Convencido de esa realidad, la construcción de la vía al mar y el Puerto de Tribugá, fácil es presentarla de la manera más sencilla, así: si dos vecinos se les presenta el dilema de instalar una sola factoría de dos, para solucionar sus problemas de subsistencia, porque instalar la segunda les traería problemas de sobrevivencia a ambos, necio sería pensar en desatender las reglas de lo razonable en una sociedad pensante.
A partir de la premisa que precede, ahora el dilema dejaría de ser la instalación de las dos factorías por otro no menos sesudo, pero más fácil de solucionar, consistente en saber, ¿cuánto cuesta no instalar la segunda factoría? Porque igual de irrazonable seria pensar que los beneficios de la única factoría engrosasen las arcas de uno solo de los vecinos en detrimento del otro. Nadie lo soportaría.

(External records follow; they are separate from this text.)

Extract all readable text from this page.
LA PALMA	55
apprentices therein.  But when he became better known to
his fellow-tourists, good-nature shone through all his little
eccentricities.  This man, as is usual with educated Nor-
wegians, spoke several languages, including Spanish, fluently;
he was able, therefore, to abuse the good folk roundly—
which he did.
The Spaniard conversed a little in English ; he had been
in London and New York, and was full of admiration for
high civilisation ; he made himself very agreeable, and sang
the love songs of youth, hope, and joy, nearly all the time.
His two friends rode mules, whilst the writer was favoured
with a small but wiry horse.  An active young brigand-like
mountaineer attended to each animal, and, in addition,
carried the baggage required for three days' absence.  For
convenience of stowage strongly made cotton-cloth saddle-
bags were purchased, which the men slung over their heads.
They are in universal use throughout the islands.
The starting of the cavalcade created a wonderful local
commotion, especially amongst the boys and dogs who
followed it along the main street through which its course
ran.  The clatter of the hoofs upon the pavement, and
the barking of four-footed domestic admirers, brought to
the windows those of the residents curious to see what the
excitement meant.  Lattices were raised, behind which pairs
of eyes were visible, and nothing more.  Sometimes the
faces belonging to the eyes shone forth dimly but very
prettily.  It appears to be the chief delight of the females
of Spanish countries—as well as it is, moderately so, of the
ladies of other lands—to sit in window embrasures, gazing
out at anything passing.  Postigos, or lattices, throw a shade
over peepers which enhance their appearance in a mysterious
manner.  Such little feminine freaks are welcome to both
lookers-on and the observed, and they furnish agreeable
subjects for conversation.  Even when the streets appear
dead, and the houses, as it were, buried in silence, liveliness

En el caso que nos ocupa es verdad que el resto del mundo y del país ha construido la única factoría y pretende dejar en los hombros de la gente del Pacífico la carga de evitar la catástrofe ambiental, bajo razonamientos reales pero egoístas, que cuando más, aunque de buena fe, se reducen a propuestas ambientales mínimas, de baja utilidad para la gente del Pacífico, con evidentes desventajas para nuestros pueblos.
Por eso no vendría mal que el mundo financiero y todos los ciudadanos de este planeta se comprometieran con financiar ese “no dejar hacer el Puerto de Tribugá”, pero con propuestas reales y menos románticas. Se me ocurre pensar en la participación del Pacífico en un porcentaje del 10% del PIB constitucionalmente aprobado por el Estado colombiano y en un gran fondo creado y administrado por Naciones Unidas de largo aliento, financiado por todos los ciudadanos del mundo, por no menos de cien años. No para recibir dividendos de la banca sino para emprender verdaderas acciones de transformación social del Estado de pobreza en que nos encontramos en el Pacífico, hacia un desarrollo sostenible ambicioso y deseable lejos de romanticismos bucólicos que se construyen en los escritorios y se recrean por televisión.
Solo así podría considerarse que las aspiraciones ambientales de conservar esta bella región es una carga social de todos y no recae solo sobre los hombros de la gente que habita el Pacífico y que es la más pobre del país. En caso contrario, el Puerto de Tribugá debería ser una realidad imparable, porque si bien no nos trae las soluciones inmediatas en todo caso sí nos coloca en la misma ruta que han transitado los demás pueblos del mundo.
Es importante no desvincular la violencia que actualmente nos aqueja de esa falta de oportunidades producto de una región donde el único empleador es el Estado.